Ein kleines Land hat – generell gesprochen – seinen eigenen Charme, der möglicherweise darin liegt, dass die Entfremdung des Einzelnen gegenüber den Institutionen nicht so stark erlebt wird wie in größeren territorialen Einheiten. Rein ökonomisch hat die Kleinheit natürlich auch ihre Nachteile. Die staatsphilosophisch gesehen unabhängig von der Größe gegebene Souveränität innerhalb der internationalen Gemeinschaft ist selbstverständlich in der Praxis ein Relativum. Den wahren Spielraum der Handlungsfähigkeit determiniert die Kunst, eine wirtschaftliche Faktorkombination zu finden, die den Traum der Selbständigkeit zu finanzieren vermag.

Da gibt es immerhin in bezug auf unser Land einen interessanten Befund. Reist man als Österreicher durch die Welt, ist die Chance, einem anderen Österreicher zu begegnen, eher gering: nur einer von 666 Erdenbürgern ist ein Landsmann von uns. Demgegenüber ist die Wahrscheinlichkeit, weltweit auf ein österreichisches Exportprodukt zu treffen, wesentlich größer: eine von 83 Welthandelseinheiten ist „Made in Austria“.

Ganz offensichtlich ist hier die vorhin angesprochene Faktorkombination am Werk, deren konkrete Komponenten innovative Unternehmen, qualifizierte Arbeitskräfte und ein konsensualer Weg der Wirtschaftspolitik sind – um nur jene zu nennen, die einem ohne langes Nachdenken einfallen. Die Lebensfähigkeit Österreichs ist heute unbezweifelt, im Gegensatz zu früheren Zeiten, die eher auf die Enge des Raumes bzw. die Begrenztheit natürlicher Ressourcen gesehen haben als sich von den genannten (aus der Kreativität der hier lebenden Menschen entwickelten) immateriellen Dimensionen überzeugen zu lassen.
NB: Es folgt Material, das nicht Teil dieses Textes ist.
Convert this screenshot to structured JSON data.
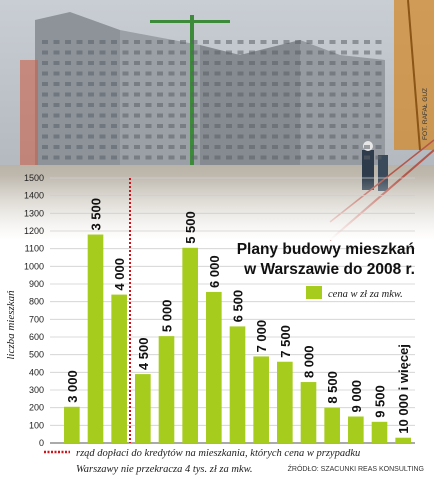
{
  "photo_credit": "FOT. RAFAŁ GUZ",
  "source": "ŹRÓDŁO: SZACUNKI REAS KONSULTING",
  "chart_data": {
    "type": "bar",
    "title_line1": "Plany budowy mieszkań",
    "title_line2": "w Warszawie do 2008 r.",
    "ylabel": "liczba mieszkań",
    "legend_label": "cena w zł za mkw.",
    "ylim": [
      0,
      1500
    ],
    "yticks": [
      0,
      100,
      200,
      300,
      400,
      500,
      600,
      700,
      800,
      900,
      1000,
      1100,
      1200,
      1300,
      1400,
      1500
    ],
    "categories": [
      "3 000",
      "3 500",
      "4 000",
      "4 500",
      "5 000",
      "5 500",
      "6 000",
      "6 500",
      "7 000",
      "7 500",
      "8 000",
      "8 500",
      "9 000",
      "9 500",
      "10 000 i więcej"
    ],
    "values": [
      205,
      1180,
      840,
      390,
      605,
      1105,
      855,
      660,
      490,
      460,
      345,
      200,
      150,
      120,
      30
    ],
    "bar_color": "#a6cc1e",
    "threshold_color": "#d0121b",
    "threshold_note_line1": "rząd dopłaci do kredytów na mieszkania, których cena w przypadku",
    "threshold_note_line2": "Warszawy nie przekracza 4 tys. zł za mkw."
  }
}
War es nicht äußerst kreativ, im Kontext einer bestimmten Entwicklungsphase der Zweiten Republik jenen spezifischen „Austrian policy–mix“ zu definieren, dessen Kernstück die Hartwährungspolitik ist? Es sagt nichts über die vergangene Qualität dieses wirtschaftspolitischen Ansatzes aus, wenn wir feststellen müssen, dass er offensichtlich nicht für alle Zukunft weitergelten kann (insbesondere dann, wenn wir einräumen, dass ein Teil davon auch eine eher expansive Budgetpolitik war, die so nicht fortgesetzt werden kann, Maastricht hin oder her). Jedenfalls war es ein kühner Wurf, den Schilling an die D–Mark zu binden, entgegen allen möglichen und durchaus gerechtfertigten Bedenken, also vor dem Hintergrund

a) einer Wirtschaftstheorie, die von den streng wissenschaftlichen Grundlagen her einer solchen Maßnahme vorerst mit Skepsis begegnete, und

b) von Finanzmärkten, die nicht unbedingt dazu tendieren, politischen Ankündigungen unbesehen Glauben zu schenken.

Nothing succeeds like success, haben wir zu unserer eigenen Überraschung erfahren. Aber wie schon gesagt: die Rahmenbedingungen haben sich geändert und ändern sich noch weiter, und daher muss man den Erfolg sozusagen am Kochen halten. Oder anders ausgedrückt: Erfolg kann nicht administriert werden.

Es ist also wieder einmal so weit – eine neue bahnbrechende Konzeption muss gefunden werden! Da ist es klar, dass man es nicht allen recht machen kann. Wie jede avantgardistische Hervorbringung in Malerei, Musik, Architektur usw. werden auch neue politische Ideen zunächst angefeindet und ihre Exponenten mit Killer–Phrasen zermürbt. Aber keine Angst: wenn die Sache wirklich gut ist, wird sie irgendwann zum Klassiker, den jeder seit jeher akzeptiert haben will.